Avec le mode de calcul standard, la
rentabilité de chaque investissement n'est pas calculée ! On ne déduit
plus les futurs revenus fonciers (à 70 %) dans la mensualité du crédit, on
les intègre au niveau
des revenus. Le taux d'endettement est calculé en fonction de tous les revenus
et de toutes les charges. Il est donc automatiquement plus haut.
Exemple
Madame O a un salaire de 2 600 € net mensuel. Elle est locataire et
paye 700 € de loyer par mois.
Elle souhaite investir dans un appartement locatif d'une valeur de
240 000 € qui générera un loyer de 1 500 € par mois. La banque
retiendra 70 % de 1500, soit 1050 €.
Si elle fait un crédit de 240 000 € sur 25 ans, ses mensualités seront de
1 000 €, environ.
- Méthode de calcul du taux d'endettement selon les critères actuels HCSF
charges/revenus
(loyer + mensualité du crédit immobilier) / (revenu professionnel + 70% du
loyer perçu)
(700+1 000)/(2600+1500x0.70) x 100 = 1 700/3650 x 100 = 47 %
Le projet n'est pas finançable.
- Méthode de calcul du taux d'endettement selon la méthode du calcul différentiel
Cashflow : 70 % du loyer perçu - mensualités de crédit (1050 - 1 000) =
50 €
(loyer payé - cashflow) / (revenu professionnel) x 100
(700 - 50) / 2600 x 100 = 650/2600 x 100 = ** 25 %**
Avec cette méthode de calcul, ce projet immobilier locatif aurait été
largement finançable.
À savoir : dans la méthode du calcul différentiel, si le cashflow est
positif, cela fait baisser le taux d'endettement.
En revanche, un particulier
propriétaire de sa résidence principale peut obtenir un taux
d'endettement bien plus raisonnable compte tenu du fait qu'il n'a plus de
charge de remboursement.
Les SCI sont-elles concernées par ce changement ?
Dans la même idée, pour une SCI à l'IR,
cela ne fonctionnera pas non plus. L'administration fiscale va
réellement prendre en compte les impôts des investisseurs et non de la SCI en
elle-même. Or, ces règles du HCSF ne s'appliquent pas au crédit professionnel,
seuls les crédits immobiliers sont concernés.
Ainsi, les SCI à l'IS, les SARL de famille ou les activités de location
meublée professionnelle (LMP) pourront être financées à l'aide d'un crédit professionnel
et devraient ne pas pouvoir être éligibles à la qualification de
crédit immobilier.
Quelles conséquences pour l'investissement immobilier ?

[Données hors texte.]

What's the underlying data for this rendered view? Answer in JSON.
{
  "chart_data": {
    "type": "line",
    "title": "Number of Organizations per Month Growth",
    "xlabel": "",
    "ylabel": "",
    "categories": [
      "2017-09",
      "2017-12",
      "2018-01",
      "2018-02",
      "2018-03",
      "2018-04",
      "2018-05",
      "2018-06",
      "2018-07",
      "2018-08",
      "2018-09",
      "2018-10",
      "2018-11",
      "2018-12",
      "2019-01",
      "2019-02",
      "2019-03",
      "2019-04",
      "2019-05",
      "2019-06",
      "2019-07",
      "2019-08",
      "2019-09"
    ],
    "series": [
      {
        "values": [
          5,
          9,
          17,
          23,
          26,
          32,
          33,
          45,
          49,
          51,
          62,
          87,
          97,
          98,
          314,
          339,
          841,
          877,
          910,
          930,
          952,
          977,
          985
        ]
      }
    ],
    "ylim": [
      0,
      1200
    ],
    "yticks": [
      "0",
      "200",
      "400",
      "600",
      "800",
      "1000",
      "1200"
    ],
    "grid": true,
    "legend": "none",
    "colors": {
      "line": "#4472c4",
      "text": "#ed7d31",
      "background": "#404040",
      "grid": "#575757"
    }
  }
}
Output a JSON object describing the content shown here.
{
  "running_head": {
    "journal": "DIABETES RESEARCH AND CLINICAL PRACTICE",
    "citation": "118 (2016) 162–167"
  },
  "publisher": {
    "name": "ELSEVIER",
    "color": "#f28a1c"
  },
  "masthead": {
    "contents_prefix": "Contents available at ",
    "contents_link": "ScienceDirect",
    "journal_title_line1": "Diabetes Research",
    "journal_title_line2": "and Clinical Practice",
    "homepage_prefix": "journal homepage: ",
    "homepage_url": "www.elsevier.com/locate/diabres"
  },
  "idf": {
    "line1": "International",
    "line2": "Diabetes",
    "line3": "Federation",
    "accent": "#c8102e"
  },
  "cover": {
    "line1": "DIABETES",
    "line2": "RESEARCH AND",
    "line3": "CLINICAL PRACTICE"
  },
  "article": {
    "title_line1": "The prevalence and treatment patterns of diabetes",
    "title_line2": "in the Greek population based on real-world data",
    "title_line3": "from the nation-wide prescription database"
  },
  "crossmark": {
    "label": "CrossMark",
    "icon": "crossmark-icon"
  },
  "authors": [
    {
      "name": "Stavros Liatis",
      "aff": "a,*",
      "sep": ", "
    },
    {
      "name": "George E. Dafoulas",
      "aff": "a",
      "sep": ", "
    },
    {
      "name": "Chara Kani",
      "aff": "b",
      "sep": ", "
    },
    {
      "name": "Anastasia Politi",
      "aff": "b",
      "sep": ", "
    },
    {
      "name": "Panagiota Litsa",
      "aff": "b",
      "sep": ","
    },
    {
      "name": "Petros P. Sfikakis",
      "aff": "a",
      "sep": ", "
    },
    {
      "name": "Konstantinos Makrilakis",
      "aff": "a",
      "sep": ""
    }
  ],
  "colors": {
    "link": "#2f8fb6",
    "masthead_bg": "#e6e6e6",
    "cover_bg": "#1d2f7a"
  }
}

Les banques mettent l'accent sur le
financement des résidences principales et les conditions d'octroi de
prêts immobiliers se durcissent. Ainsi, pour ceux qui n'ont pas encore
remboursé l'emprunt de leur résidence principale ou secondaire,
l'investissement locatif s'avère désormais bien plus compliqué. On peut même dire que cette nouvelle
réglementation met un gros coup de frein dans l'investissement locatif,
notamment car elle touche les SCI à l'IR.
De surcroît, le HCSF a demandé aux banques
d'inclure systématiquement le coût de l'assurance de prêt dans le
calcul du taux d'endettement des emprunteurs. Ce qui modifie de nombreux
calculs et force, de fait, à la négociation de l'assurance emprunteur.
Quelles sont les alternatives pour réussir son investissement ?
Il n'existe pas de véritable solution pour contrer cette décision et l'arrêt
de ce calcul. Vous pouvez néanmoins faire le choix d'emprunter
plus longtemps
pour diminuer vos mensualités, ou investir dans un achat à un prix moins élevé.
- Le calcul différentiel du taux d'endettement est désormais terminé.
- Pour un propriétaire qui n'a pas fini de rembourser le prêt immobilier contracté pour l'achat de sa résidence principale, l'investissement locatif sera moins accessible.
- Un investisseur ne peut pas dépasser un taux d'endettement de 33%.
- Dans la méthode du calcul différentiel, si le cashflow est positif, cela fait baisser le taux d'endettement.